Other embodiments may include training models using images containing other organisms or bacteria. This may allow for the detection of various organs, tissues, and organ systems in images using trained ML models. Once detected, these organs, tissues, and organ systems may be highlighted to allow users to easily detect various changes in phenotype or these organisms. These trained models may be used in combination with another platform for phenotyping these other organisms or bacteria.

Certain embodiments may also include training an ML model to determine the age of the embryo/zebrafish based on developmental characteristics. This is possible because of the fast development rate of zebrafish. For example, zebrafish embryos already exhibit beating hearts 24 hours post-fertilization.

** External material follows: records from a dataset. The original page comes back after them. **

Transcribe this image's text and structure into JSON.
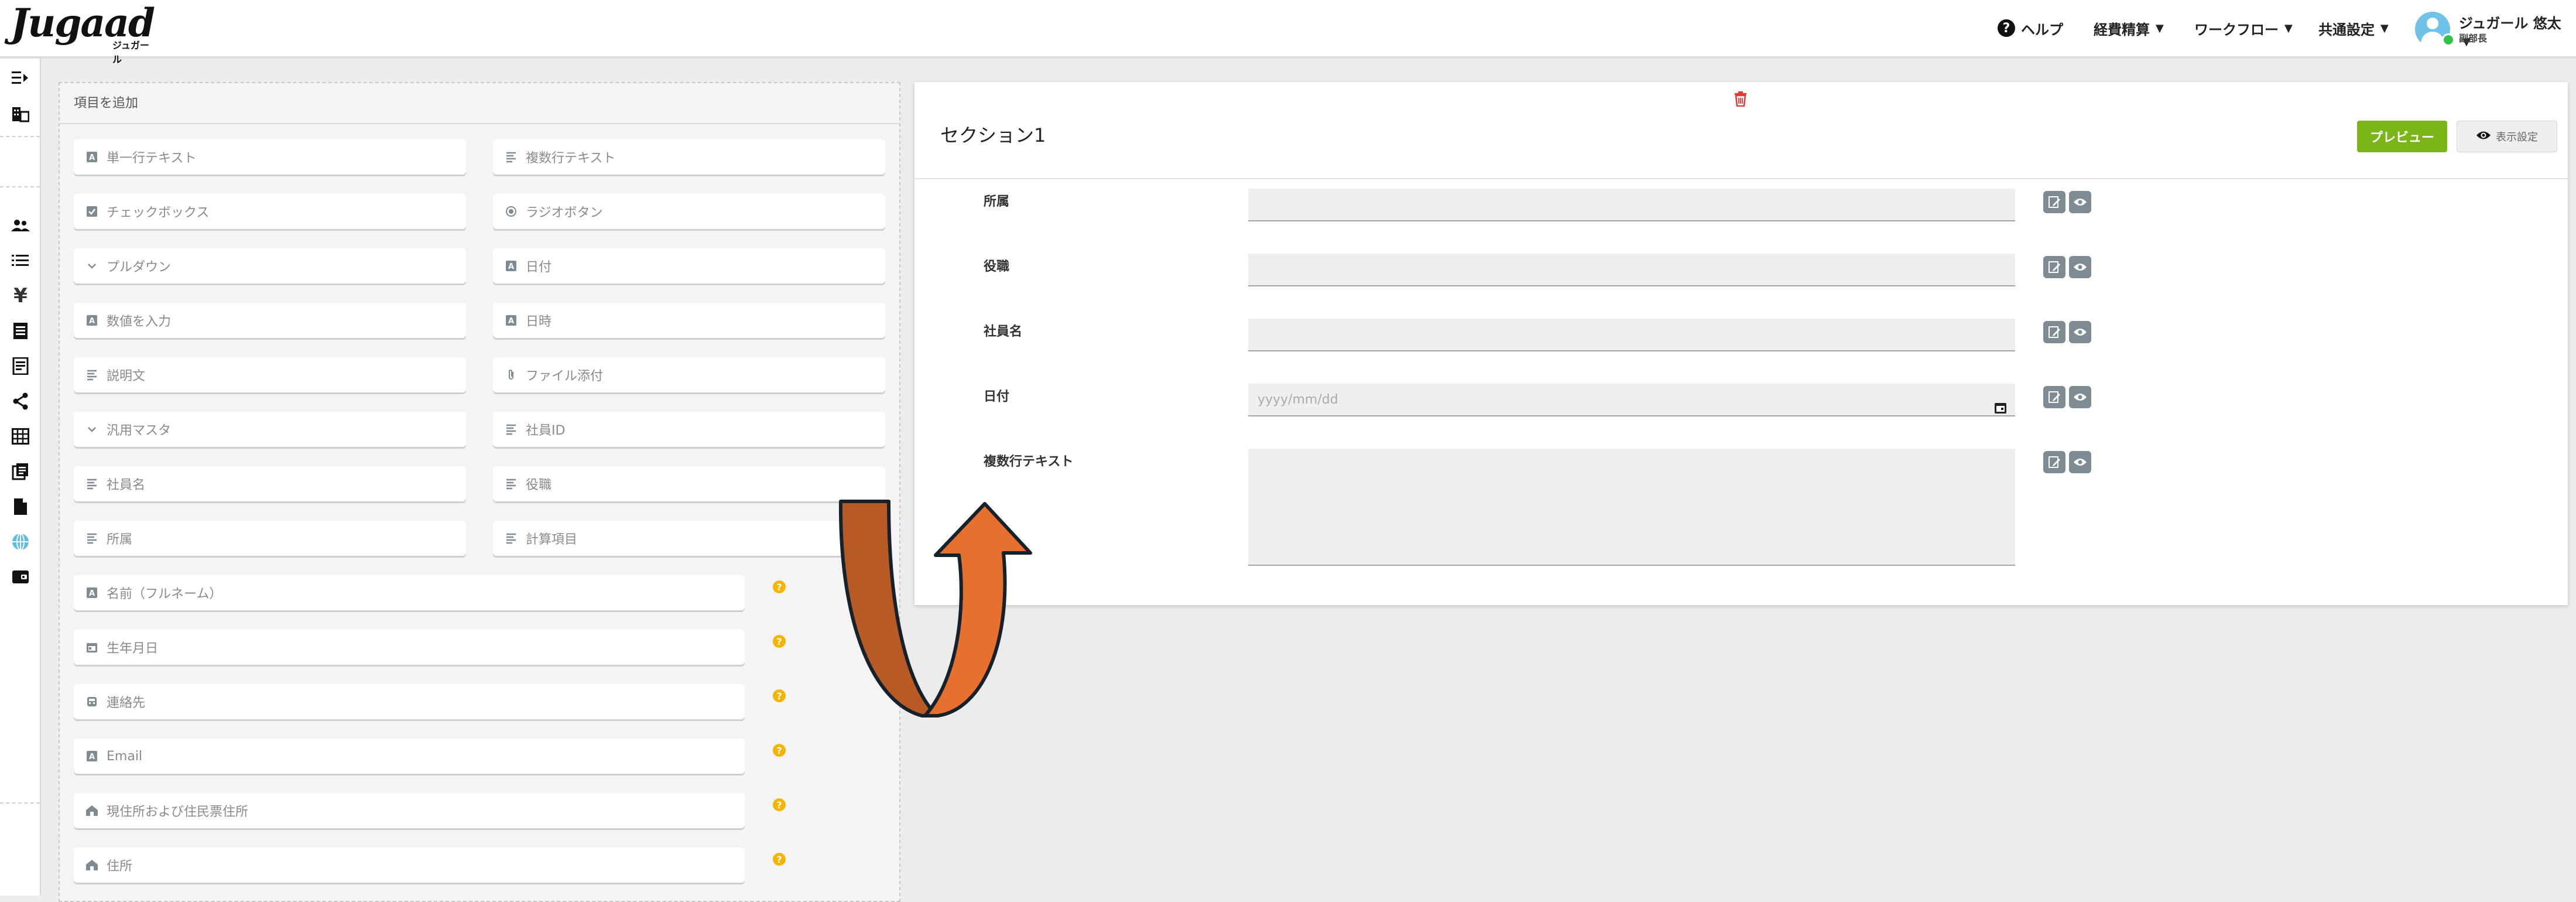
{
  "brand": {
    "logo": "Jugaad",
    "logo_sub": "ジュガール"
  },
  "header": {
    "help": "ヘルプ",
    "menus": [
      "経費精算",
      "ワークフロー",
      "共通設定"
    ],
    "user_name": "ジュガール 悠太",
    "user_role": "副部長"
  },
  "rail": {
    "icons": [
      "collapse-menu-icon",
      "building-icon",
      "users-icon",
      "list-icon",
      "yen-icon",
      "document-icon",
      "receipt-icon",
      "share-icon",
      "table-icon",
      "copy-icon",
      "file-icon",
      "globe-icon",
      "wallet-icon"
    ]
  },
  "palette": {
    "title": "項目を追加",
    "grid": [
      [
        "単一行テキスト",
        "複数行テキスト"
      ],
      [
        "チェックボックス",
        "ラジオボタン"
      ],
      [
        "プルダウン",
        "日付"
      ],
      [
        "数値を入力",
        "日時"
      ],
      [
        "説明文",
        "ファイル添付"
      ],
      [
        "汎用マスタ",
        "社員ID"
      ],
      [
        "社員名",
        "役職"
      ],
      [
        "所属",
        "計算項目"
      ]
    ],
    "wide": [
      "名前（フルネーム）",
      "生年月日",
      "連絡先",
      "Email",
      "現住所および住民票住所",
      "住所"
    ]
  },
  "form": {
    "section_title": "セクション1",
    "preview": "プレビュー",
    "display_settings": "表示設定",
    "fields": [
      "所属",
      "役職",
      "社員名",
      "日付",
      "複数行テキスト"
    ],
    "date_placeholder": "yyyy/mm/dd"
  },
  "colors": {
    "accent": "#7cb518",
    "help": "#f4b400",
    "arrow": "#e8702f",
    "arrow_dark": "#b85a26"
  }
}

This may be observed either manually or using computer software.

Claims

1. A platform for zebrafish phenotyping comprising:

a user;

image and video data containing images and videos containing at least one zebrafish and elements pertaining to the zebrafish;

a first set of machine learning models used to predict zebrafish phenotypes based on the image and video data;

a second set of machine learning models used to automatically detect and highlight the elements pertaining to the zebrafish in one of the images and videos containing zebrafish.

2. The platform of claim 1, further comprising trained machine learning models used to provide relationship data between phenotypes and genetic data.

3. The platform of claim 1, wherein the trained machine learning models are used to predict zebrafish phenotypes.

4. The platform of claim 1, wherein the detected elements pertain to at least one of organs, organ systems, tissues, whole organisms, and other biological elements.

5. The platform of claim 1, wherein the at least one of images and videos contains more than one zebrafish.

6. The platform of claim 5, wherein the elements are detected in each zebrafish in the one of images and videos.

7. The platform of claim 1, wherein the detected elements pertain to an abnormal phenotype

8. The platform of claim 7, wherein the abnormal phenotype is one of an enlarged heart, loss of sight, disrupted blood flow, and loss of an organ.

9. The platform of claim 1, wherein the user is one of a researcher, scientist, engineer, investor, and developer.

10. The platform of claim 1, wherein at least one of the first set and second set of machine learning models trained using training data.

11. The platform of claim 10, wherein the training data includes images and videos containing zebrafish and labeled elements pertaining to the zebrafish.

12. The platform of claim 11, wherein the labeled elements pertain to at least one of organs, organ systems, tissues, whole organisms, and other biological elements.

13. The platform of claim 1, wherein the first set of machine learning models and the second set of machine learning models pertain to the same machine learning models.

14. The platform of claim 1, wherein the first set of machine learning models and the second set of machine learning models pertain to different machine learning models.

15. The platform of claim 1, wherein the zebrafish in the images and videos are aligned in a specific orientation.

16. The platform of claim 15, wherein the specific orientation is one of a lateral view, frontal view, ventral view, and dorsal view.

17. A method for zebrafish phenotyping comprising:

a platform comprising; a user; image and video data containing at least one of images and videos containing at least one zebrafish; trained machine learning models used to predict zebrafish phenotypes based on the image and video data; trained machine learning models used to detect elements in one of the images and videos containing zebrafish;

using the platform to determine the phenotypes of zebrafish based on the image and video data in the platform.